Shades marching two-by-two onto a shadowy ship—shadows of tiger and thylacine, dodo and dingo, elephant and sharp-horned rhinoceros. They hop and fly and pace up the gangplank in silence. The fire beneath them dies to embers as the light in the east grows and the last disappears inside, the rusted old hatch slamming shut behind them with a clang.

Nothing happens, at first. Then there’s a slow rumbling from within the rocket’s guts, a rust-rattling, bolt-testing shudder that grows and grows and grows until the entire ship and all the ground around-abouts it are shaking like a penny in a tin can. The first red rays of the sun set fire to the scaffoldings and fins, the soldered seams that patch the scavenged eyetooth-length of the thing together. Orange dust rises like smoke. The long, pointed shadow at its base jitters faintly.

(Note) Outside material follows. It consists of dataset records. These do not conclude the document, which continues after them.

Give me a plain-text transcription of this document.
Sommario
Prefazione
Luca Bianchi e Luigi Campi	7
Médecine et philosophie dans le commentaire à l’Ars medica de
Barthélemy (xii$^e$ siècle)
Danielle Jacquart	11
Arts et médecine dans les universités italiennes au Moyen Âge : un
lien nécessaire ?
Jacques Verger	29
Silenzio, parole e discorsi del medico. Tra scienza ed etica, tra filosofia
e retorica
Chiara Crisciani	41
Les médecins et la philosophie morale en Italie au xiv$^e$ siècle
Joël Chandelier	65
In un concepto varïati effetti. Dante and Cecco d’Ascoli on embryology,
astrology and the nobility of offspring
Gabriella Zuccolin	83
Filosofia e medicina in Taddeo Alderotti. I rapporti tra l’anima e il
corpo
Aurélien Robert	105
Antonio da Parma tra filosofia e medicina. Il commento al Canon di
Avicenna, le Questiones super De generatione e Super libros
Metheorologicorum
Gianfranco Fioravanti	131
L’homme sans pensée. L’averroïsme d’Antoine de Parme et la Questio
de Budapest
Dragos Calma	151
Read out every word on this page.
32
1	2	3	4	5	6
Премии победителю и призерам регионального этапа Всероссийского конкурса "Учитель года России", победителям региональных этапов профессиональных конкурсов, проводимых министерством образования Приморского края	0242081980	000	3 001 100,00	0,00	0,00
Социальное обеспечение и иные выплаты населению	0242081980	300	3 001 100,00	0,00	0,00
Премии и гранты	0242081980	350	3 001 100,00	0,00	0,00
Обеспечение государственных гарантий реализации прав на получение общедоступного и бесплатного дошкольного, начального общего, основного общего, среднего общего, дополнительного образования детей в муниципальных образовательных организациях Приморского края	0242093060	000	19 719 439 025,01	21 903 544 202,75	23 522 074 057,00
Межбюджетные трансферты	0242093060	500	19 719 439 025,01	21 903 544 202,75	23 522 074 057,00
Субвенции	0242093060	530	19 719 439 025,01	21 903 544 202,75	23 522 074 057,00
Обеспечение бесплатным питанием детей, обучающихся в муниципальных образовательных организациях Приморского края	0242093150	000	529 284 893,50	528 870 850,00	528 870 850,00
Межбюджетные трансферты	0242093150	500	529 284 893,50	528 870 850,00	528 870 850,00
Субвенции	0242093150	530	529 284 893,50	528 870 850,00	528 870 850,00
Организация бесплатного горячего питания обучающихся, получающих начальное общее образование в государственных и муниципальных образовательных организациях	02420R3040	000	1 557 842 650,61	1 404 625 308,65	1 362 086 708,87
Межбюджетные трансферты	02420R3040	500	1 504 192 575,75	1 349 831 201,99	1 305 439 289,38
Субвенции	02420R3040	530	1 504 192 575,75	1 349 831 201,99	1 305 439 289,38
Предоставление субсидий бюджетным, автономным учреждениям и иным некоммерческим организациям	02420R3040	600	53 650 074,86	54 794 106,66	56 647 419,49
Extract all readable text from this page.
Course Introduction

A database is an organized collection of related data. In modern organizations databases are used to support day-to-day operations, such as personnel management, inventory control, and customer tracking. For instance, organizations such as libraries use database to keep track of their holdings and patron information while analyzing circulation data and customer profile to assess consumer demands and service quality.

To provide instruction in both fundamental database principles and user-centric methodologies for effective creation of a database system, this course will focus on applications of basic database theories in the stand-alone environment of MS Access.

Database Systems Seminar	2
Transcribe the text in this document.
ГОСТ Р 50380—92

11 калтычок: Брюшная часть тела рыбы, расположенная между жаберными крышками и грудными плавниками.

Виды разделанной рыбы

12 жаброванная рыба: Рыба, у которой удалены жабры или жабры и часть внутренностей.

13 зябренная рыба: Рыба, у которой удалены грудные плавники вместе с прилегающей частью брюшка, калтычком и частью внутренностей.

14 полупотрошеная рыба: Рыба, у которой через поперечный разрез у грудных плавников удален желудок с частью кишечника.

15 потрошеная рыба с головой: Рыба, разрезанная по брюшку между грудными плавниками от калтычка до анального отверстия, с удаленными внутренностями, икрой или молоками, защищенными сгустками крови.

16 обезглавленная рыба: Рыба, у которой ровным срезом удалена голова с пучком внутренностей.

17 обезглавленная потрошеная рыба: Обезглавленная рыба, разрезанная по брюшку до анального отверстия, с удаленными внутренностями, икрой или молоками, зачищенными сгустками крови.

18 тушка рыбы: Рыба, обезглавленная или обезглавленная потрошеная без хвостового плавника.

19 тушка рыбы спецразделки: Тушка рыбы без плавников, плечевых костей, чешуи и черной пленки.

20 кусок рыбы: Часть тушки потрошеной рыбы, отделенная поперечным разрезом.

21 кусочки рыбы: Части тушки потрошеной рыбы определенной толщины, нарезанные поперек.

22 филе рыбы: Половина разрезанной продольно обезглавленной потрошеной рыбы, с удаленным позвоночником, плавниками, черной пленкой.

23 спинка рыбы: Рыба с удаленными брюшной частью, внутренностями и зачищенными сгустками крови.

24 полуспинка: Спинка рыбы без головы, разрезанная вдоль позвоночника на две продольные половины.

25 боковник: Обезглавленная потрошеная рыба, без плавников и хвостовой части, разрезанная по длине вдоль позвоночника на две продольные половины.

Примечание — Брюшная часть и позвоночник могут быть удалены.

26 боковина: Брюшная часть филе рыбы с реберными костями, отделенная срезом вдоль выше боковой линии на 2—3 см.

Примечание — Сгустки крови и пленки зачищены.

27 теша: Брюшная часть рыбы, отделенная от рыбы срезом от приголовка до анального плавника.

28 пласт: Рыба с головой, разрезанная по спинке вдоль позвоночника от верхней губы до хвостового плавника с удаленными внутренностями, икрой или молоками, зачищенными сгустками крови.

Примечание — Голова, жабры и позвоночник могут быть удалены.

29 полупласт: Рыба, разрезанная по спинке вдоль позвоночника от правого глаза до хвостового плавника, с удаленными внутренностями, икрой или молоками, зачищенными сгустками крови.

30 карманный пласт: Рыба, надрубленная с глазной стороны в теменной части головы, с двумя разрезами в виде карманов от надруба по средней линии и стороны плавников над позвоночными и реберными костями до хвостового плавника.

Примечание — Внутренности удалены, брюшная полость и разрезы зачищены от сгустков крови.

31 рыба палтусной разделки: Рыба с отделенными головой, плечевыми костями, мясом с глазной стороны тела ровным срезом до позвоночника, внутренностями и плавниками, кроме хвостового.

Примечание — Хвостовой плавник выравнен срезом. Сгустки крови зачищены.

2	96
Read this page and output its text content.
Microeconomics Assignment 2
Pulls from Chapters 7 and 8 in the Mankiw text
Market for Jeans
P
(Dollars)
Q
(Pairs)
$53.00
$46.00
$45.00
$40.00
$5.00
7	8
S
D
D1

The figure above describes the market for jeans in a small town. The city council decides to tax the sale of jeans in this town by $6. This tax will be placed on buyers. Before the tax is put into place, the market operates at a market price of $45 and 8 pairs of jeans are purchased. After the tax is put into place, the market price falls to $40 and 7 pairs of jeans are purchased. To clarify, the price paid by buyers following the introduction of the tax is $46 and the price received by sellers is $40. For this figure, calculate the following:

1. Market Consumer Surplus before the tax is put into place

The ship begins to topple over. At the same time, its shadow pulls itself free of the dusty ground, ascending with a noise like a hurricane wind made up of the calls of every animal to ever creep or crawl or flap or low, a joyous, cacophonous menagerie. It lifts higher and higher, charging to meet the dawn as, far below, the ship collapses completely. The air is full of sand and twigs and old litter picked up by the whirl—candy wrappers, plastic bags, feathers. Chunks of scaffolding tumble-bang to earth end-over-appetite, adding their own clattering boom and roar to the morning as the shadow pulls away. It is a cloud—a bird—a mote swimming across the eye—and then it is nothing at all.

The triumphant menagerie song fades to an echo. A trick of the wind, occasionally interrupted by another piece of the ship’s struts coming down with a tooth-rattling thud.